It was a risky wager. Oil was around $15 a barrel in June 1999 when Alfonso Cortina, chief executive of Spanish oil company Repsol, shelled out $15 billion for control of Argentina's YPF. The price tag for the 85% stake, to add to the 15% it already owned, matched Repsol's total market capitalization.
Now, with oil at $25 a barrel, the 56-year-old Cortina looks more like a visionary than a gambler. The new Repsol-YPF is the world's seventh-largest oil company. That's a far cry from the government-controlled, mainly domestic operation that Repsol was when Prime Minister Jose Maria Aznar made Cortina CEO in 1996. "It was an exceptional opportunity," says Cortina of the YPF acquisition.

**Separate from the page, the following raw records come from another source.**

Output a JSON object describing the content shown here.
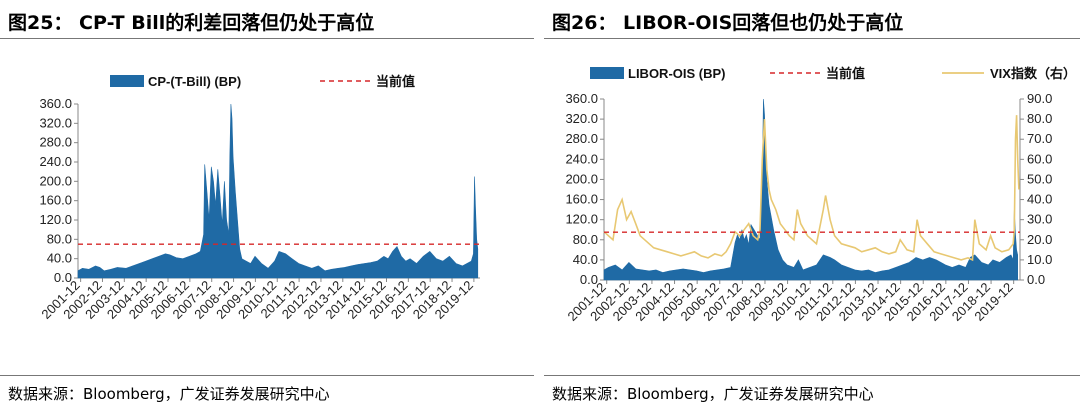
{
  "colors": {
    "area": "#1f6aa5",
    "current": "#d62728",
    "vix": "#e8c872",
    "axis": "#888888"
  },
  "chart_data": [
    {
      "type": "area",
      "title": "图25： CP-T Bill的利差回落但仍处于高位",
      "source": "数据来源：Bloomberg，广发证券发展研究中心",
      "legend": [
        {
          "label": "CP-(T-Bill) (BP)",
          "style": "area"
        },
        {
          "label": "当前值",
          "style": "dashed"
        }
      ],
      "x_tick_labels": [
        "2001-12",
        "2002-12",
        "2003-12",
        "2004-12",
        "2005-12",
        "2006-12",
        "2007-12",
        "2008-12",
        "2009-12",
        "2010-12",
        "2011-12",
        "2012-12",
        "2013-12",
        "2014-12",
        "2015-12",
        "2016-12",
        "2017-12",
        "2018-12",
        "2019-12"
      ],
      "y_tick_labels": [
        "0.0",
        "40.0",
        "80.0",
        "120.0",
        "160.0",
        "200.0",
        "240.0",
        "280.0",
        "320.0",
        "360.0"
      ],
      "ylim": [
        0,
        360
      ],
      "current_value": 70,
      "x_range": [
        2001.8,
        2020.2
      ],
      "series": [
        {
          "name": "CP-(T-Bill) (BP)",
          "x": [
            2001.8,
            2002.0,
            2002.3,
            2002.6,
            2002.8,
            2003.0,
            2003.3,
            2003.6,
            2004.0,
            2004.3,
            2004.6,
            2004.9,
            2005.2,
            2005.5,
            2005.8,
            2006.0,
            2006.3,
            2006.6,
            2006.9,
            2007.2,
            2007.4,
            2007.55,
            2007.6,
            2007.7,
            2007.8,
            2007.9,
            2008.0,
            2008.1,
            2008.2,
            2008.3,
            2008.4,
            2008.5,
            2008.6,
            2008.7,
            2008.75,
            2008.8,
            2008.85,
            2008.9,
            2009.0,
            2009.1,
            2009.2,
            2009.3,
            2009.5,
            2009.7,
            2009.9,
            2010.2,
            2010.5,
            2010.8,
            2011.0,
            2011.3,
            2011.6,
            2011.9,
            2012.2,
            2012.5,
            2012.8,
            2013.1,
            2013.4,
            2013.7,
            2014.0,
            2014.3,
            2014.6,
            2014.9,
            2015.2,
            2015.5,
            2015.8,
            2016.0,
            2016.2,
            2016.4,
            2016.6,
            2016.8,
            2017.0,
            2017.3,
            2017.6,
            2017.9,
            2018.2,
            2018.5,
            2018.8,
            2019.1,
            2019.4,
            2019.6,
            2019.8,
            2019.9,
            2019.95,
            2020.0,
            2020.05,
            2020.1
          ],
          "values": [
            15,
            20,
            18,
            25,
            22,
            15,
            18,
            22,
            20,
            25,
            30,
            35,
            40,
            45,
            50,
            48,
            42,
            40,
            45,
            50,
            55,
            90,
            235,
            180,
            120,
            230,
            200,
            150,
            225,
            170,
            110,
            200,
            120,
            90,
            250,
            360,
            330,
            250,
            180,
            120,
            60,
            40,
            35,
            30,
            45,
            30,
            20,
            35,
            55,
            50,
            40,
            30,
            25,
            20,
            25,
            15,
            18,
            20,
            22,
            25,
            28,
            30,
            32,
            35,
            45,
            40,
            55,
            65,
            45,
            35,
            40,
            30,
            45,
            55,
            40,
            35,
            45,
            30,
            25,
            30,
            35,
            50,
            210,
            140,
            80,
            60
          ]
        }
      ]
    },
    {
      "type": "area+line",
      "title": "图26： LIBOR-OIS回落但也仍处于高位",
      "source": "数据来源：Bloomberg，广发证券发展研究中心",
      "legend": [
        {
          "label": "LIBOR-OIS (BP)",
          "style": "area"
        },
        {
          "label": "当前值",
          "style": "dashed"
        },
        {
          "label": "VIX指数（右）",
          "style": "line"
        }
      ],
      "x_tick_labels": [
        "2001-12",
        "2002-12",
        "2003-12",
        "2004-12",
        "2005-12",
        "2006-12",
        "2007-12",
        "2008-12",
        "2009-12",
        "2010-12",
        "2011-12",
        "2012-12",
        "2013-12",
        "2014-12",
        "2015-12",
        "2016-12",
        "2017-12",
        "2018-12",
        "2019-12"
      ],
      "y_tick_labels": [
        "0.0",
        "40.0",
        "80.0",
        "120.0",
        "160.0",
        "200.0",
        "240.0",
        "280.0",
        "320.0",
        "360.0"
      ],
      "y2_tick_labels": [
        "0.0",
        "10.0",
        "20.0",
        "30.0",
        "40.0",
        "50.0",
        "60.0",
        "70.0",
        "80.0",
        "90.0"
      ],
      "ylim": [
        0,
        360
      ],
      "y2lim": [
        0,
        90
      ],
      "current_value": 95,
      "x_range": [
        2001.8,
        2020.2
      ],
      "series": [
        {
          "name": "LIBOR-OIS (BP)",
          "axis": "left",
          "x": [
            2001.8,
            2002.0,
            2002.3,
            2002.6,
            2002.9,
            2003.2,
            2003.5,
            2003.8,
            2004.1,
            2004.4,
            2004.7,
            2005.0,
            2005.3,
            2005.6,
            2005.9,
            2006.2,
            2006.5,
            2006.8,
            2007.1,
            2007.4,
            2007.6,
            2007.7,
            2007.8,
            2007.9,
            2008.0,
            2008.1,
            2008.2,
            2008.3,
            2008.5,
            2008.7,
            2008.8,
            2008.85,
            2008.9,
            2009.0,
            2009.1,
            2009.3,
            2009.5,
            2009.7,
            2009.9,
            2010.2,
            2010.4,
            2010.6,
            2010.9,
            2011.2,
            2011.5,
            2011.8,
            2012.0,
            2012.3,
            2012.6,
            2012.9,
            2013.2,
            2013.5,
            2013.8,
            2014.1,
            2014.4,
            2014.7,
            2015.0,
            2015.3,
            2015.6,
            2015.9,
            2016.2,
            2016.5,
            2016.7,
            2016.9,
            2017.2,
            2017.5,
            2017.8,
            2018.0,
            2018.2,
            2018.5,
            2018.8,
            2019.0,
            2019.3,
            2019.6,
            2019.8,
            2019.9,
            2019.95,
            2020.0,
            2020.05,
            2020.1
          ],
          "values": [
            20,
            25,
            30,
            20,
            35,
            22,
            20,
            18,
            20,
            15,
            18,
            20,
            22,
            20,
            18,
            15,
            18,
            20,
            22,
            25,
            75,
            90,
            80,
            100,
            80,
            90,
            70,
            110,
            95,
            80,
            200,
            360,
            330,
            200,
            150,
            100,
            60,
            40,
            30,
            25,
            40,
            20,
            25,
            30,
            50,
            45,
            40,
            30,
            25,
            20,
            18,
            20,
            15,
            18,
            20,
            25,
            30,
            35,
            45,
            40,
            45,
            40,
            35,
            30,
            25,
            30,
            25,
            45,
            50,
            35,
            30,
            40,
            35,
            45,
            50,
            40,
            140,
            90,
            60,
            50
          ]
        },
        {
          "name": "VIX指数（右）",
          "axis": "right",
          "x": [
            2001.8,
            2002.0,
            2002.2,
            2002.4,
            2002.6,
            2002.8,
            2003.0,
            2003.2,
            2003.4,
            2003.6,
            2003.8,
            2004.0,
            2004.3,
            2004.6,
            2004.9,
            2005.2,
            2005.5,
            2005.8,
            2006.1,
            2006.4,
            2006.7,
            2007.0,
            2007.2,
            2007.4,
            2007.6,
            2007.8,
            2008.0,
            2008.2,
            2008.4,
            2008.6,
            2008.7,
            2008.8,
            2008.9,
            2009.0,
            2009.1,
            2009.2,
            2009.4,
            2009.6,
            2009.8,
            2010.0,
            2010.2,
            2010.35,
            2010.5,
            2010.8,
            2011.0,
            2011.2,
            2011.5,
            2011.6,
            2011.8,
            2012.0,
            2012.3,
            2012.6,
            2012.9,
            2013.2,
            2013.5,
            2013.8,
            2014.1,
            2014.4,
            2014.7,
            2014.9,
            2015.2,
            2015.5,
            2015.65,
            2015.8,
            2016.1,
            2016.4,
            2016.7,
            2017.0,
            2017.3,
            2017.6,
            2017.9,
            2018.1,
            2018.2,
            2018.4,
            2018.7,
            2018.9,
            2019.1,
            2019.4,
            2019.7,
            2019.9,
            2019.95,
            2020.0,
            2020.05,
            2020.1,
            2020.15
          ],
          "values": [
            24,
            22,
            20,
            35,
            40,
            30,
            34,
            28,
            22,
            20,
            18,
            16,
            15,
            14,
            13,
            12,
            13,
            14,
            12,
            11,
            13,
            12,
            14,
            18,
            24,
            22,
            25,
            28,
            22,
            20,
            25,
            60,
            80,
            55,
            45,
            40,
            35,
            28,
            25,
            22,
            20,
            35,
            28,
            22,
            20,
            18,
            35,
            42,
            30,
            22,
            18,
            17,
            16,
            14,
            15,
            16,
            14,
            13,
            14,
            20,
            15,
            14,
            30,
            22,
            18,
            14,
            13,
            12,
            11,
            10,
            11,
            10,
            30,
            18,
            15,
            22,
            16,
            14,
            15,
            18,
            25,
            70,
            82,
            60,
            45
          ]
        }
      ]
    }
  ]
}
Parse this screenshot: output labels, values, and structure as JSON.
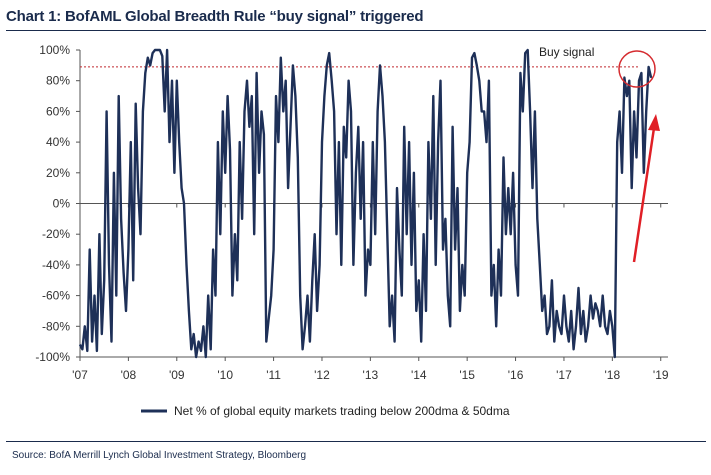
{
  "title": "Chart 1: BofAML Global Breadth Rule “buy signal” triggered",
  "source": "Source:  BofA Merrill Lynch Global Investment Strategy, Bloomberg",
  "colors": {
    "series": "#1e3058",
    "signal_line": "#c0272d",
    "arrow": "#e01f26",
    "circle": "#d52b2f",
    "axis": "#555555"
  },
  "chart_data": {
    "type": "line",
    "title": "BofAML Global Breadth Rule “buy signal” triggered",
    "xlabel": "",
    "ylabel": "",
    "xlim": [
      2007.0,
      2019.15
    ],
    "ylim": [
      -100,
      100
    ],
    "yticks": [
      -100,
      -80,
      -60,
      -40,
      -20,
      0,
      20,
      40,
      60,
      80,
      100
    ],
    "ytick_labels": [
      "-100%",
      "-80%",
      "-60%",
      "-40%",
      "-20%",
      "0%",
      "20%",
      "40%",
      "60%",
      "80%",
      "100%"
    ],
    "xticks": [
      2007,
      2008,
      2009,
      2010,
      2011,
      2012,
      2013,
      2014,
      2015,
      2016,
      2017,
      2018,
      2019
    ],
    "xtick_labels": [
      "'07",
      "'08",
      "'09",
      "'10",
      "'11",
      "'12",
      "'13",
      "'14",
      "'15",
      "'16",
      "'17",
      "'18",
      "'19"
    ],
    "signal_level": 89,
    "annotation": "Buy signal",
    "legend": [
      "Net % of global equity markets trading below 200dma & 50dma"
    ],
    "series": [
      {
        "name": "Net % of global equity markets trading below 200dma & 50dma",
        "x": [
          2007.0,
          2007.05,
          2007.1,
          2007.15,
          2007.2,
          2007.25,
          2007.3,
          2007.35,
          2007.4,
          2007.45,
          2007.5,
          2007.55,
          2007.6,
          2007.65,
          2007.7,
          2007.75,
          2007.8,
          2007.85,
          2007.9,
          2007.95,
          2008.0,
          2008.05,
          2008.1,
          2008.15,
          2008.2,
          2008.25,
          2008.3,
          2008.35,
          2008.4,
          2008.45,
          2008.5,
          2008.55,
          2008.6,
          2008.65,
          2008.7,
          2008.75,
          2008.8,
          2008.85,
          2008.9,
          2008.95,
          2009.0,
          2009.05,
          2009.1,
          2009.15,
          2009.2,
          2009.25,
          2009.3,
          2009.35,
          2009.4,
          2009.45,
          2009.5,
          2009.55,
          2009.6,
          2009.65,
          2009.7,
          2009.75,
          2009.8,
          2009.85,
          2009.9,
          2009.95,
          2010.0,
          2010.05,
          2010.1,
          2010.15,
          2010.2,
          2010.25,
          2010.3,
          2010.35,
          2010.4,
          2010.45,
          2010.5,
          2010.55,
          2010.6,
          2010.65,
          2010.7,
          2010.75,
          2010.8,
          2010.85,
          2010.9,
          2010.95,
          2011.0,
          2011.05,
          2011.1,
          2011.15,
          2011.2,
          2011.25,
          2011.3,
          2011.35,
          2011.4,
          2011.45,
          2011.5,
          2011.55,
          2011.6,
          2011.65,
          2011.7,
          2011.75,
          2011.8,
          2011.85,
          2011.9,
          2011.95,
          2012.0,
          2012.05,
          2012.1,
          2012.15,
          2012.2,
          2012.25,
          2012.3,
          2012.35,
          2012.4,
          2012.45,
          2012.5,
          2012.55,
          2012.6,
          2012.65,
          2012.7,
          2012.75,
          2012.8,
          2012.85,
          2012.9,
          2012.95,
          2013.0,
          2013.05,
          2013.1,
          2013.15,
          2013.2,
          2013.25,
          2013.3,
          2013.35,
          2013.4,
          2013.45,
          2013.5,
          2013.55,
          2013.6,
          2013.65,
          2013.7,
          2013.75,
          2013.8,
          2013.85,
          2013.9,
          2013.95,
          2014.0,
          2014.05,
          2014.1,
          2014.15,
          2014.2,
          2014.25,
          2014.3,
          2014.35,
          2014.4,
          2014.45,
          2014.5,
          2014.55,
          2014.6,
          2014.65,
          2014.7,
          2014.75,
          2014.8,
          2014.85,
          2014.9,
          2014.95,
          2015.0,
          2015.05,
          2015.1,
          2015.15,
          2015.2,
          2015.25,
          2015.3,
          2015.35,
          2015.4,
          2015.45,
          2015.5,
          2015.55,
          2015.6,
          2015.65,
          2015.7,
          2015.75,
          2015.8,
          2015.85,
          2015.9,
          2015.95,
          2016.0,
          2016.05,
          2016.1,
          2016.15,
          2016.2,
          2016.25,
          2016.3,
          2016.35,
          2016.4,
          2016.45,
          2016.5,
          2016.55,
          2016.6,
          2016.65,
          2016.7,
          2016.75,
          2016.8,
          2016.85,
          2016.9,
          2016.95,
          2017.0,
          2017.05,
          2017.1,
          2017.15,
          2017.2,
          2017.25,
          2017.3,
          2017.35,
          2017.4,
          2017.45,
          2017.5,
          2017.55,
          2017.6,
          2017.65,
          2017.7,
          2017.75,
          2017.8,
          2017.85,
          2017.9,
          2017.95,
          2018.0,
          2018.05,
          2018.1,
          2018.15,
          2018.2,
          2018.25,
          2018.3,
          2018.35,
          2018.4,
          2018.45,
          2018.5,
          2018.55,
          2018.6,
          2018.65,
          2018.7,
          2018.75,
          2018.8
        ],
        "values": [
          -92,
          -95,
          -80,
          -96,
          -30,
          -90,
          -60,
          -96,
          -20,
          -85,
          -50,
          60,
          -40,
          -90,
          20,
          -60,
          70,
          -10,
          -45,
          -70,
          -30,
          40,
          -50,
          65,
          10,
          -20,
          60,
          85,
          95,
          90,
          98,
          100,
          100,
          100,
          96,
          60,
          100,
          40,
          80,
          20,
          80,
          40,
          10,
          0,
          -40,
          -70,
          -95,
          -85,
          -100,
          -90,
          -96,
          -80,
          -100,
          -60,
          -95,
          -30,
          -60,
          40,
          -20,
          60,
          20,
          70,
          35,
          -60,
          -20,
          -50,
          40,
          -10,
          60,
          80,
          50,
          70,
          -20,
          85,
          20,
          60,
          45,
          -90,
          -75,
          -60,
          -30,
          70,
          40,
          95,
          60,
          80,
          10,
          50,
          90,
          70,
          30,
          -60,
          -95,
          -80,
          -60,
          -90,
          -50,
          -20,
          -70,
          -40,
          40,
          70,
          90,
          98,
          80,
          60,
          -20,
          40,
          -40,
          50,
          30,
          80,
          60,
          -40,
          20,
          50,
          -10,
          40,
          -60,
          -30,
          -40,
          40,
          -20,
          60,
          90,
          70,
          40,
          -20,
          -80,
          -60,
          -90,
          10,
          -30,
          -60,
          50,
          -20,
          40,
          -40,
          20,
          -70,
          -50,
          -90,
          -20,
          -70,
          40,
          -10,
          70,
          -40,
          40,
          80,
          -30,
          -10,
          -60,
          -80,
          50,
          -30,
          10,
          -70,
          -40,
          -60,
          20,
          40,
          95,
          98,
          90,
          80,
          60,
          60,
          40,
          80,
          -60,
          -40,
          -80,
          -30,
          -60,
          30,
          -20,
          10,
          -20,
          20,
          -40,
          -60,
          85,
          60,
          98,
          100,
          60,
          10,
          60,
          -10,
          -40,
          -70,
          -60,
          -85,
          -80,
          -50,
          -90,
          -70,
          -80,
          -85,
          -60,
          -80,
          -90,
          -70,
          -95,
          -80,
          -55,
          -85,
          -70,
          -90,
          -80,
          -60,
          -75,
          -65,
          -70,
          -80,
          -60,
          -80,
          -85,
          -70,
          -80,
          -100,
          40,
          60,
          20,
          82,
          70,
          80,
          10,
          60,
          30,
          80,
          85,
          20,
          60,
          89,
          82
        ]
      }
    ]
  }
}
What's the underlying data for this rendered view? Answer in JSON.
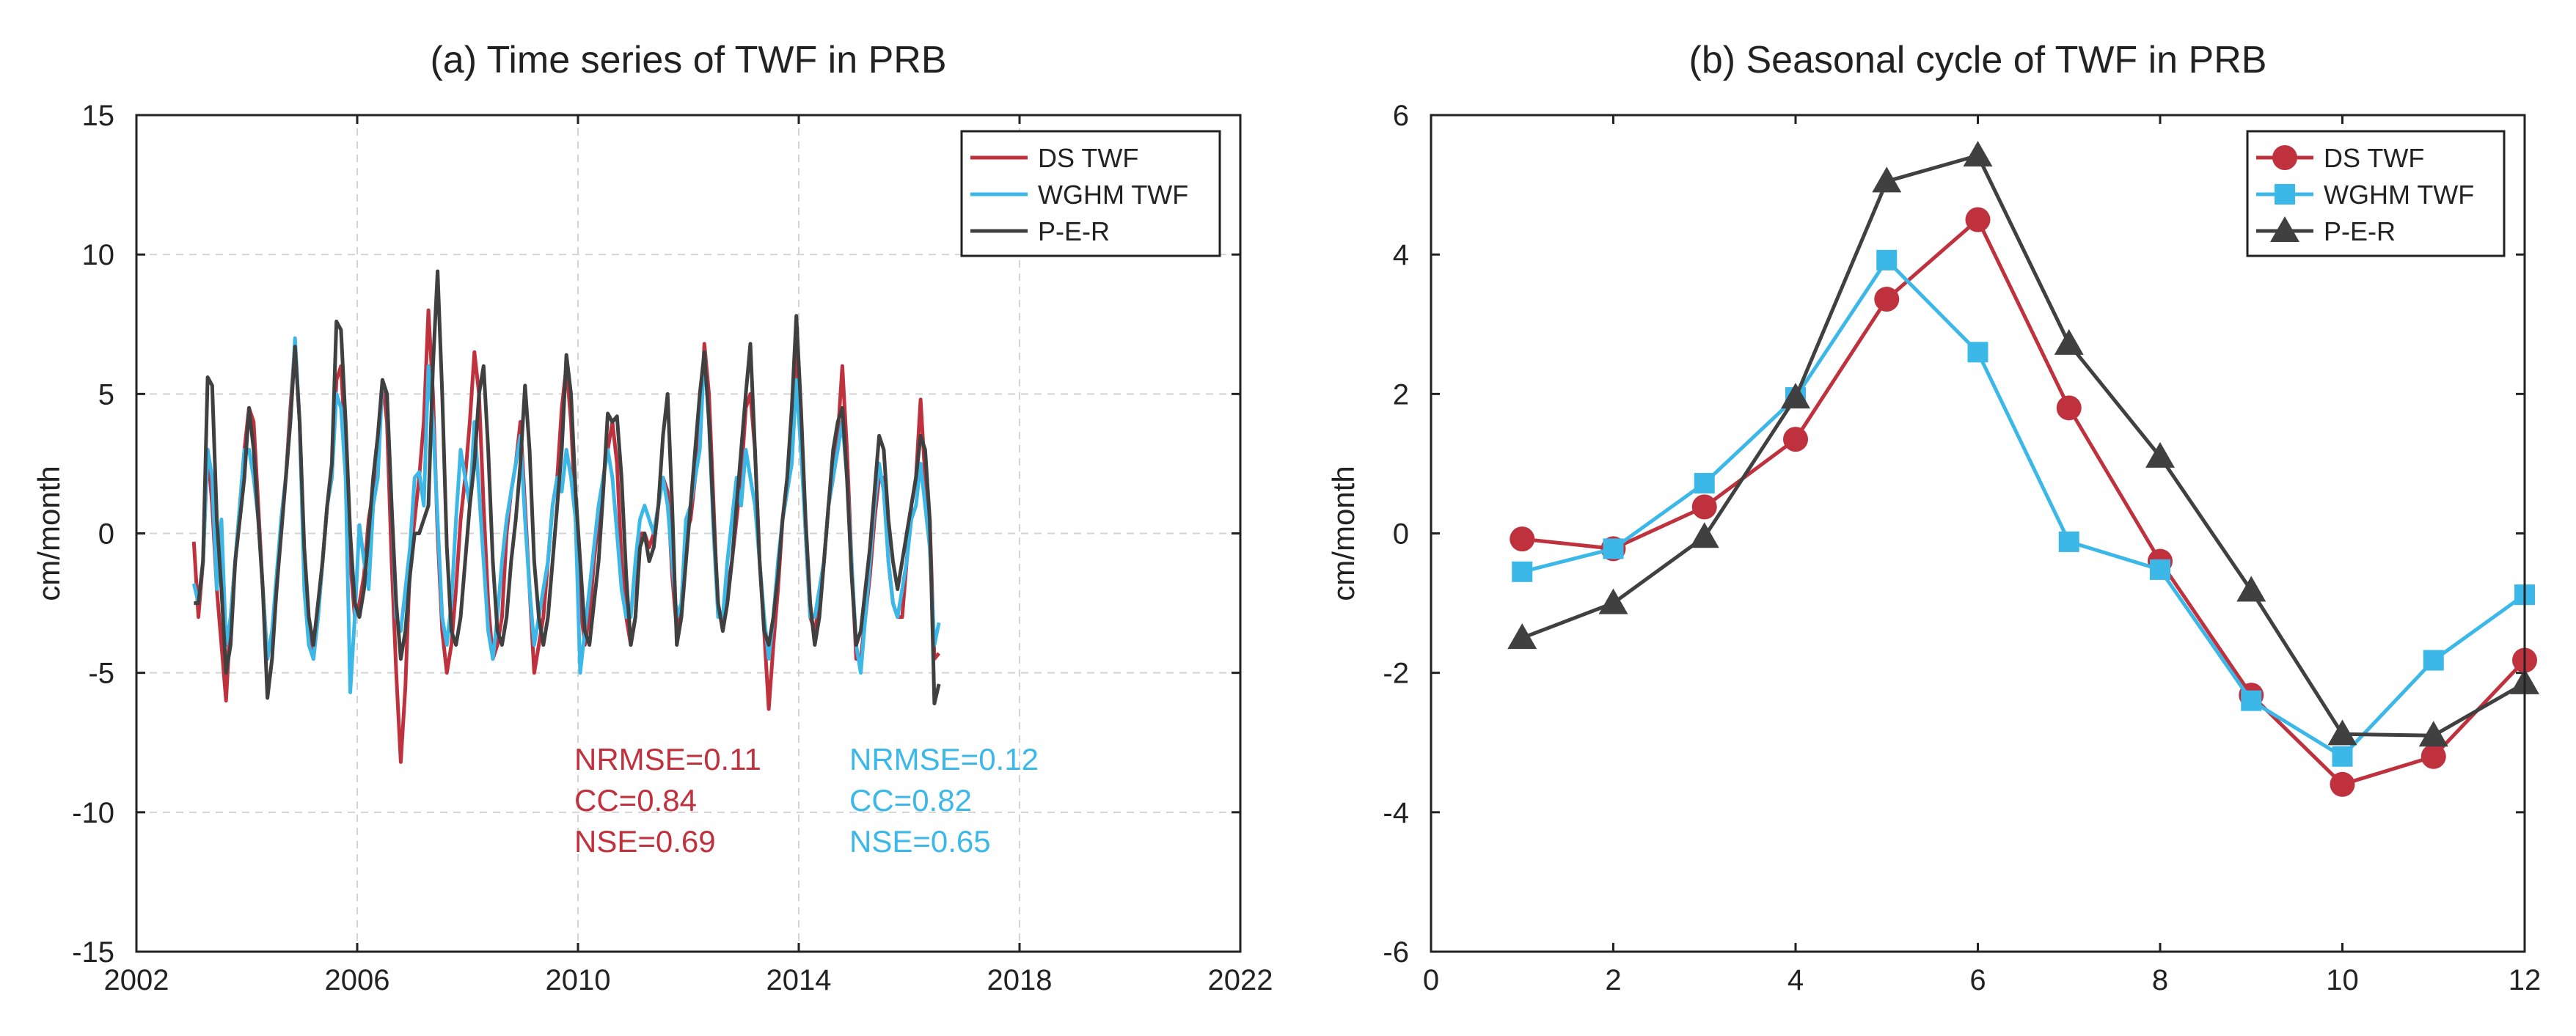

Before the purchase, Repsol was mainly a refining and marketing outfit. The deal bolstered its exploration and production side, bringing total reserves to 4.5 billion barrels from a mere 978 million. It has also juiced profits: They jumped 16% last year to $1.1 billion. Cortina is forecasting a 50% hike for 2000. Yet Cortina isn't sitting still. Talks on a merger with Italy's ENI broke off earlier this year, but another oil deal is likely. He's also investing in fiber optics--one more new dimension for the Spanish company.